Solved – Least squares: Calculus to find residual minimizers

least squaresregression

Reading a section on simple regression in "An Introduction to Statistical Learning with Applications in R" I got a question on residual sum of squares minimization.
Quoting from the book:

… simple linear approach for predicting a quantitative response $Y$
on the basis of a single predictor variable $X$. It assumes that there
is approximately a linear relationship between $X$ and $Y$ .
Mathematically, we can write this linear relationship as $$Y \approx
b_0 + b_1X$$ You might read $\approx$ as "is approximately modeled
as".

Once we have used our coefficient parameter training data to produce
estimates $\hat b_0$ and $\hat b_1$ for the model coefficients, we can
predict future … by computing $$\hat y = \hat b_0 + \hat b_1 x, $$
where $\hat y$ indicates a prediction of $Y$ on the basis of $X = x$.
Here we use a hat symbol '^' to denote the estimated value for an
unknown parameter or coefficient, or to denote the predicted value of
the response.

In practice, $b_0$ and $b_1$ are unknown. So before we can … make
predictions, we must use data to estimate the coefficients. Let $(x_1,
y_1), (x_2, y_2), . . . , (x_n, y_n)$ represent n observation pairs,
each of which consists of a measurement of $X$ and a measurement of
$Y$.

Let $\hat y_i = \hat b_0 + \hat b_1x_i$ be the prediction for $Y$
based on the ith value of $X$. Then $e_i = y_i – \hat y_i $ represents
the ith residual … this is the difference between the $ith$ observed
response value and the $ith$ response value that is predicted by our
linear model. We define the residual sum of squares $(RSS)$ as $$RSS
= e^2_1 + e^2_2 + … + e^2_n$$, or equivalently as $$ RSS = (y_1 – \hat b_0 – \hat b_1 x_1)^2 + (y_2 – b_0 – b_1 x_2 )^2 + … + (y_n –
b_0 – b_1 x_n )^2$$

The least squares approach chooses $b_0$ and $b_1$ to minimize the
$RSS$. Using some calculus, one can show that the minimizers are:

$$ \hat b_1 = \frac {\sum_{i=1}^{n} (x_i – \bar{x}) (y_i – \bar{y}) }
{\sum_{i=1}^{n} (x_i – \bar{x})^2} $$

$$ \hat b_0 = \hat y – \hat b_1 \bar{x} $$

$$ \hat y = \frac {1}{n} \sum_{i=1}^{n} y_i $$

$$ \hat x = \frac {1}{n} \sum_{i=1}^{n} x_i $$

So my question is: What book has a detailed caluls showing how we get the above minimizers?

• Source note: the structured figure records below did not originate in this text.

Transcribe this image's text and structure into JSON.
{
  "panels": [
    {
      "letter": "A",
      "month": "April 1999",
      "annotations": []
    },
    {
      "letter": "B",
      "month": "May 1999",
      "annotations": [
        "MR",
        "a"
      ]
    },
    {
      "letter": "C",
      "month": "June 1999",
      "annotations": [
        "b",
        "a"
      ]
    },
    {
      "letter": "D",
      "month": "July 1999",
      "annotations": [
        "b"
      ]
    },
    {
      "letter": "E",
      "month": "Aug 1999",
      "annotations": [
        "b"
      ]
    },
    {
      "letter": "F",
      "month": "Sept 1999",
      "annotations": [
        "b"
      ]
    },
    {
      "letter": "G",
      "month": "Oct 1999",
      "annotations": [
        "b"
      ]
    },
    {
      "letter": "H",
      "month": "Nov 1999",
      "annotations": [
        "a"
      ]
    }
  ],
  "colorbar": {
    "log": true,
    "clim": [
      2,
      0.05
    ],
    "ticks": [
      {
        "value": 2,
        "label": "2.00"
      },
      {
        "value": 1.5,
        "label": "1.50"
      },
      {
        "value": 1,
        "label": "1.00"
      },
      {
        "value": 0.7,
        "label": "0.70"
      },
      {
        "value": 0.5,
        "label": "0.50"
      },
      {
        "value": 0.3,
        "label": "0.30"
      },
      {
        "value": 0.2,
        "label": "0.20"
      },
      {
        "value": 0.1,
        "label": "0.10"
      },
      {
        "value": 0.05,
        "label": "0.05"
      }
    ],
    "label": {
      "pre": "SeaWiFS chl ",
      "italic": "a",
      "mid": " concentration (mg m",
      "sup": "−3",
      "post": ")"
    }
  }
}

Please also advise a good textbook on least squares and regression in general.

Best Answer

The principle underlying least squares regression is that the sum of the squares of the errors is minimized. We can use calculus to find equations for the parameters $\beta_0$ and $\beta_1$ that minimize the sum of the squared errors, $S$.

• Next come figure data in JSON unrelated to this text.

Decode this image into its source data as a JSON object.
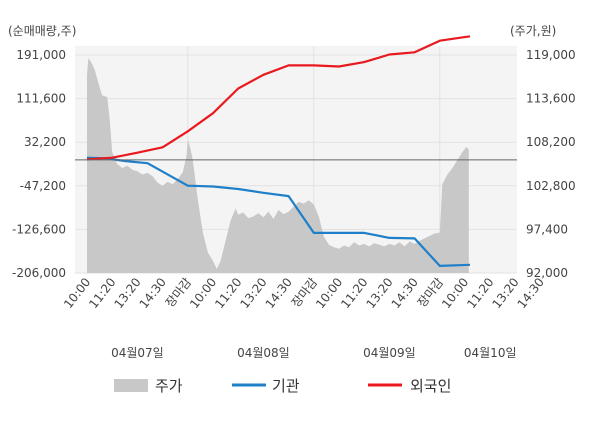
{
  "chart_data": {
    "type": "line",
    "left_axis": {
      "unit_label": "(순매매량,주)",
      "ticks": [
        "191,000",
        "111,600",
        "32,200",
        "-47,200",
        "-126,600",
        "-206,000"
      ],
      "values": [
        191000,
        111600,
        32200,
        -47200,
        -126600,
        -206000
      ],
      "range": [
        -206000,
        191000
      ]
    },
    "right_axis": {
      "unit_label": "(주가,원)",
      "ticks": [
        "119,000",
        "113,600",
        "108,200",
        "102,800",
        "97,400",
        "92,000"
      ],
      "values": [
        119000,
        113600,
        108200,
        102800,
        97400,
        92000
      ],
      "range": [
        92000,
        119000
      ]
    },
    "x_ticks": [
      {
        "label": "10:00",
        "t": 0,
        "color": "#333333"
      },
      {
        "label": "11:20",
        "t": 1,
        "color": "#333333"
      },
      {
        "label": "13:20",
        "t": 2,
        "color": "#333333"
      },
      {
        "label": "14:30",
        "t": 3,
        "color": "#333333"
      },
      {
        "label": "장마감",
        "t": 4,
        "color": "#e8191f"
      },
      {
        "label": "10:00",
        "t": 5,
        "color": "#333333"
      },
      {
        "label": "11:20",
        "t": 6,
        "color": "#333333"
      },
      {
        "label": "13:20",
        "t": 7,
        "color": "#333333"
      },
      {
        "label": "14:30",
        "t": 8,
        "color": "#333333"
      },
      {
        "label": "장마감",
        "t": 9,
        "color": "#e8191f"
      },
      {
        "label": "10:00",
        "t": 10,
        "color": "#333333"
      },
      {
        "label": "11:20",
        "t": 11,
        "color": "#333333"
      },
      {
        "label": "13:20",
        "t": 12,
        "color": "#333333"
      },
      {
        "label": "14:30",
        "t": 13,
        "color": "#333333"
      },
      {
        "label": "장마감",
        "t": 14,
        "color": "#e8191f"
      },
      {
        "label": "10:00",
        "t": 15,
        "color": "#333333"
      },
      {
        "label": "11:20",
        "t": 16,
        "color": "#333333"
      },
      {
        "label": "13:20",
        "t": 17,
        "color": "#333333"
      },
      {
        "label": "14:30",
        "t": 18,
        "color": "#333333"
      }
    ],
    "dates": [
      {
        "label": "04월07일",
        "t": 2
      },
      {
        "label": "04월08일",
        "t": 7
      },
      {
        "label": "04월09일",
        "t": 12
      },
      {
        "label": "04월10일",
        "t": 16
      }
    ],
    "day_dividers": [
      4,
      9,
      14
    ],
    "series": [
      {
        "name": "주가",
        "axis": "right",
        "style": "area",
        "color": "#c8c8c8",
        "points": [
          [
            0.0,
            116500
          ],
          [
            0.05,
            118600
          ],
          [
            0.15,
            118200
          ],
          [
            0.3,
            117200
          ],
          [
            0.5,
            115000
          ],
          [
            0.6,
            114000
          ],
          [
            0.8,
            113800
          ],
          [
            0.9,
            111000
          ],
          [
            1.0,
            107000
          ],
          [
            1.1,
            106200
          ],
          [
            1.2,
            105500
          ],
          [
            1.4,
            105000
          ],
          [
            1.6,
            105300
          ],
          [
            1.8,
            104800
          ],
          [
            2.0,
            104600
          ],
          [
            2.2,
            104200
          ],
          [
            2.4,
            104400
          ],
          [
            2.6,
            104000
          ],
          [
            2.8,
            103200
          ],
          [
            3.0,
            102800
          ],
          [
            3.2,
            103300
          ],
          [
            3.4,
            103000
          ],
          [
            3.6,
            103600
          ],
          [
            3.8,
            104500
          ],
          [
            3.95,
            106500
          ],
          [
            4.0,
            108500
          ],
          [
            4.1,
            107500
          ],
          [
            4.2,
            106000
          ],
          [
            4.4,
            101000
          ],
          [
            4.6,
            97000
          ],
          [
            4.8,
            94500
          ],
          [
            5.0,
            93500
          ],
          [
            5.15,
            92500
          ],
          [
            5.3,
            93500
          ],
          [
            5.5,
            96000
          ],
          [
            5.7,
            98500
          ],
          [
            5.9,
            100000
          ],
          [
            6.0,
            99200
          ],
          [
            6.2,
            99500
          ],
          [
            6.4,
            98800
          ],
          [
            6.6,
            99000
          ],
          [
            6.8,
            99400
          ],
          [
            7.0,
            98900
          ],
          [
            7.2,
            99600
          ],
          [
            7.4,
            98700
          ],
          [
            7.6,
            99800
          ],
          [
            7.8,
            99300
          ],
          [
            8.0,
            99600
          ],
          [
            8.2,
            100200
          ],
          [
            8.4,
            100800
          ],
          [
            8.6,
            100600
          ],
          [
            8.8,
            101000
          ],
          [
            9.0,
            100500
          ],
          [
            9.2,
            99000
          ],
          [
            9.4,
            96500
          ],
          [
            9.6,
            95500
          ],
          [
            9.8,
            95200
          ],
          [
            10.0,
            95000
          ],
          [
            10.2,
            95400
          ],
          [
            10.4,
            95200
          ],
          [
            10.6,
            95800
          ],
          [
            10.8,
            95400
          ],
          [
            11.0,
            95600
          ],
          [
            11.2,
            95300
          ],
          [
            11.4,
            95700
          ],
          [
            11.6,
            95500
          ],
          [
            11.8,
            95300
          ],
          [
            12.0,
            95600
          ],
          [
            12.2,
            95400
          ],
          [
            12.4,
            95800
          ],
          [
            12.6,
            95300
          ],
          [
            12.8,
            95900
          ],
          [
            13.0,
            95600
          ],
          [
            13.2,
            96000
          ],
          [
            13.4,
            96300
          ],
          [
            13.6,
            96600
          ],
          [
            13.8,
            96900
          ],
          [
            14.0,
            97000
          ],
          [
            14.1,
            103000
          ],
          [
            14.3,
            104200
          ],
          [
            14.5,
            105000
          ],
          [
            14.7,
            106000
          ],
          [
            14.9,
            107000
          ],
          [
            15.05,
            107600
          ],
          [
            15.15,
            107300
          ]
        ]
      },
      {
        "name": "기관",
        "axis": "left",
        "style": "line",
        "color": "#1f7fc8",
        "points": [
          [
            0.0,
            4000
          ],
          [
            0.7,
            3000
          ],
          [
            1.5,
            -2000
          ],
          [
            2.4,
            -6000
          ],
          [
            4.0,
            -47000
          ],
          [
            5.0,
            -48500
          ],
          [
            6.0,
            -53000
          ],
          [
            7.0,
            -60000
          ],
          [
            8.0,
            -66000
          ],
          [
            9.0,
            -133000
          ],
          [
            10.0,
            -133000
          ],
          [
            11.0,
            -133000
          ],
          [
            12.0,
            -142000
          ],
          [
            13.0,
            -143000
          ],
          [
            14.0,
            -193000
          ],
          [
            15.2,
            -191000
          ]
        ]
      },
      {
        "name": "외국인",
        "axis": "left",
        "style": "line",
        "color": "#e8191f",
        "points": [
          [
            0.0,
            1000
          ],
          [
            1.0,
            4000
          ],
          [
            2.0,
            13000
          ],
          [
            3.0,
            23000
          ],
          [
            4.0,
            52000
          ],
          [
            5.0,
            85000
          ],
          [
            6.0,
            130000
          ],
          [
            7.0,
            155000
          ],
          [
            8.0,
            172000
          ],
          [
            9.0,
            172000
          ],
          [
            10.0,
            170000
          ],
          [
            11.0,
            178000
          ],
          [
            12.0,
            192000
          ],
          [
            13.0,
            196000
          ],
          [
            14.0,
            217000
          ],
          [
            15.2,
            225000
          ]
        ]
      }
    ]
  }
}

$$S = \displaystyle\sum\limits_{i=1}^n \left(e_i \right)^2= \sum \left(y_i - \hat{y_i} \right)^2= \sum \left(y_i - \beta_0 - \beta_1x_i\right)^2$$

We want to find $\beta_0$ and $\beta_1$ that minimize the sum, $S$. We start by taking the partial derivative of $S$ with respect to $\beta_0$ and setting it to zero.

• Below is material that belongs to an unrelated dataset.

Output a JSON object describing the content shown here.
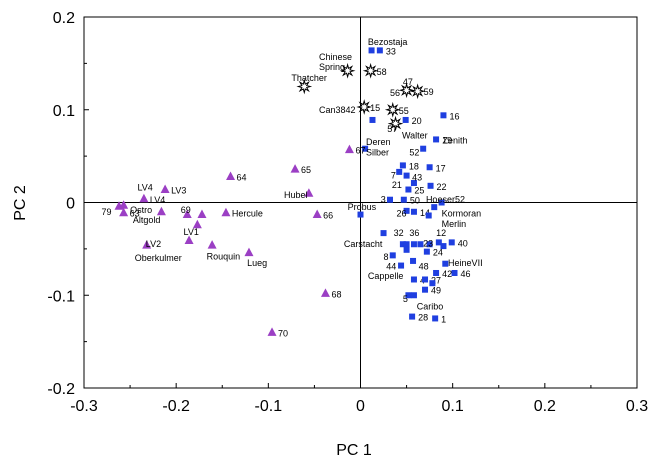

$$\frac{\partial{S}}{\partial{\beta_0}} = \sum 2\left(y_i - \beta_0 - \beta_1x_i\right)^1 (-1) = 0$$ $$\sum \left(y_i - \beta_0 - \beta_1x_i\right) = 0 $$ $$\sum \beta_0 = \sum y_i -\beta_1 \sum x_i $$ $$n\beta_0 = \sum y_i -\beta_1 \sum x_i $$ $$\beta_0 = \frac{1}{n}\sum y_i -\beta_1 \frac{1}{n}\sum x_i \tag{1}$$ $$\beta_0 = \bar y - \beta_1 \bar x \tag{*} $$

now take the partial of $S$ with respect to $\beta_1$ and set it to zero.
$$\frac{\partial{S}}{\partial{\beta_1}} = \sum 2\left(y_i - \beta_0 - \beta_1x_i\right)^1 (-x_i) = 0$$ $$\sum x_i \left(y_i - \beta_0 - \beta_1x_i\right) = 0$$ $$\sum x_iy_i - \beta_0 \sum x_i - \beta_1 \sum x_i^2 = 0 \tag{2}$$ substitute $(1)$ into $(2)$ $$\sum x_iy_i - \left( \frac{1}{n}\sum y_i -\beta_1 \frac{1}{n}\sum x_i\right) \sum x_i - \beta_1 \sum x_i^2 = 0 $$ $$\sum x_iy_i - \frac{1}{n} \sum x_i \sum y_i + \beta_1 \frac{1}{n} \left( \sum x_i \right) ^2 - \beta_1 \sum x_i^2 = 0 $$

$$\sum x_iy_i - \frac{1}{n} \sum x_i \sum y_i = - \beta_1 \frac{1}{n} \left( \sum x_i \right) ^2 + \beta_1 \sum x_i^2 $$ $$\sum x_iy_i - \frac{1}{n} \sum x_i \sum y_i = \beta_1 \left(\sum x_i^2 - \frac{1}{n} \left( \sum x_i \right) ^2 \right) $$ $$\beta_1 = \frac{\sum x_iy_i - \frac{1}{n} \sum x_i \sum y_i}{\sum x_i^2 - \frac{1}{n} \left( \sum x_i \right) ^2 } = \frac{cov(x,y)}{var(x)}\tag{*}$$